Doing something about climate change can return a feeling of control and help lessen feelings of helplessness.

Those things include avoiding single use plastics, getting involved in grassroots movements, or donating to organizations that are fighting climate change. It’s important, however, to find balance, and not get too compulsive in our behaviors, says Burke. Ultimately (and unfortunately) the real work will fall to political leaders and a few key corporations to make changes that have wide-scale positive effects. But taking back some control is helpful.

In an interview with Time Magazine, Caroline Hickman, a psychotherapist and CPA member, also urges people experiencing eco-anxiety to talk about their feelings. She says, “It doesn’t have to be a therapy group, but I wouldn’t advise doing it all alone. Because this is pretty scary stuff.”

The reality is our climate is changing, and has changed for the worse. There’s no fixing what’s broken. Unless we (“we,” including big corporations) don’t begin making changes now (yesterday), things will continue to get worse. That’s terrifying.

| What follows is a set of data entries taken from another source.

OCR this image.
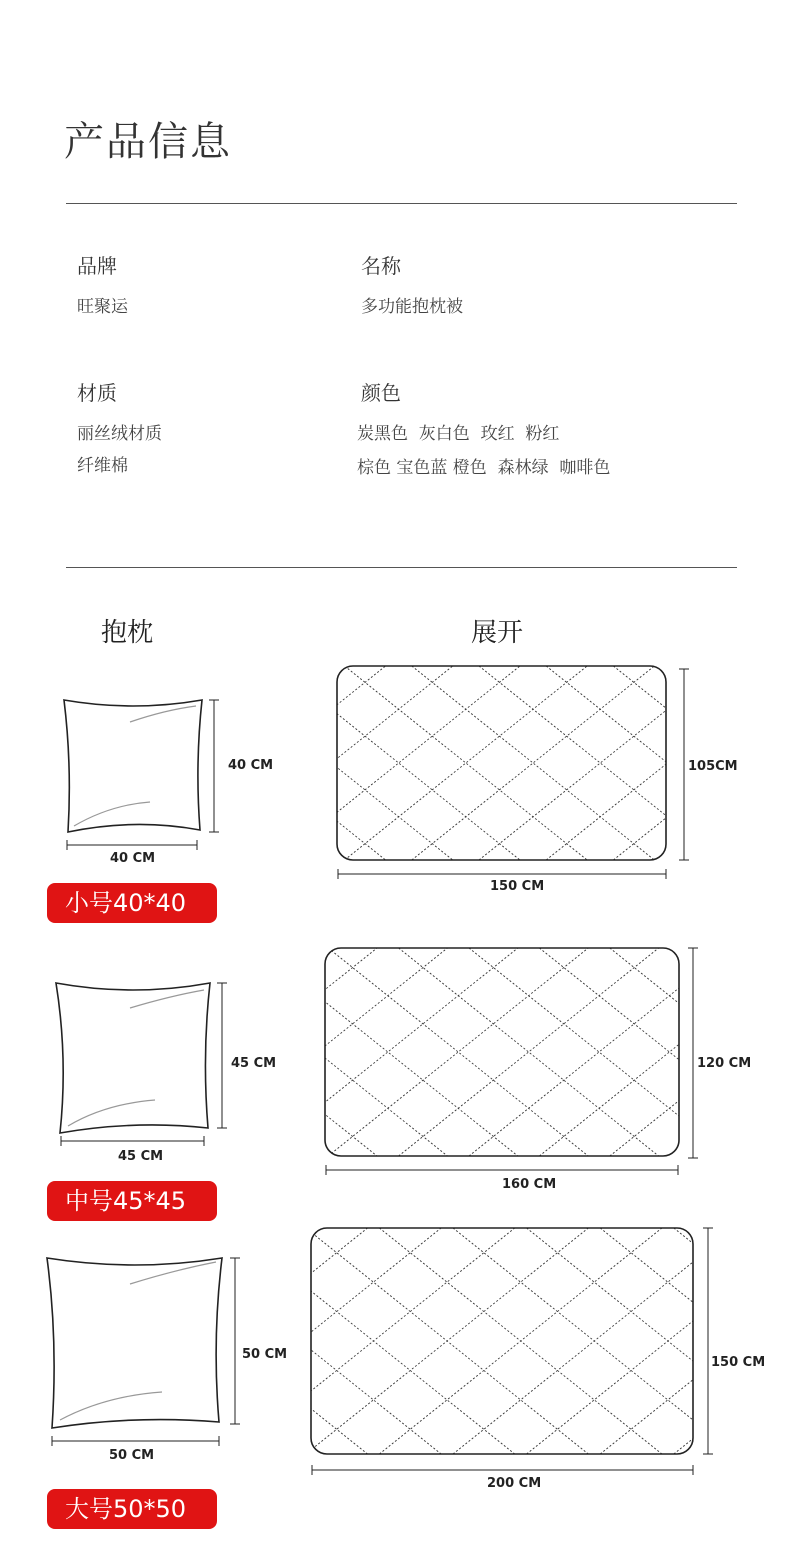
产品信息
品牌
旺聚运
名称
多功能抱枕被
材质
丽丝绒材质
纤维棉
颜色
炭黑色  灰白色  玫红  粉红
棕色 宝色蓝 橙色  森林绿  咖啡色
抱枕	展开
40 CM
40 CM
105CM
150 CM
小号40*40
45 CM
45 CM
120 CM
160 CM
中号45*45
50 CM
50 CM
150 CM
200 CM
大号50*50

But I still believe we can stop the ultimate worst-case scenario. World leaders and scientists are turning their attention (finally) to climate change and more headlines are popping up indicating a movement is growing—hopefully it’ll gain momentum quicker. I believe it will. It’s the reason I can fall back asleep at night and the reason I haven’t given up trying to do my small part in protecting the environment.

For many of us, me included, eco-anxiety is here to stay. But hopefully, we all find a way to put it to use to protect the next generation, and all the ones after, from feeling the same, from living that worst-case scenario.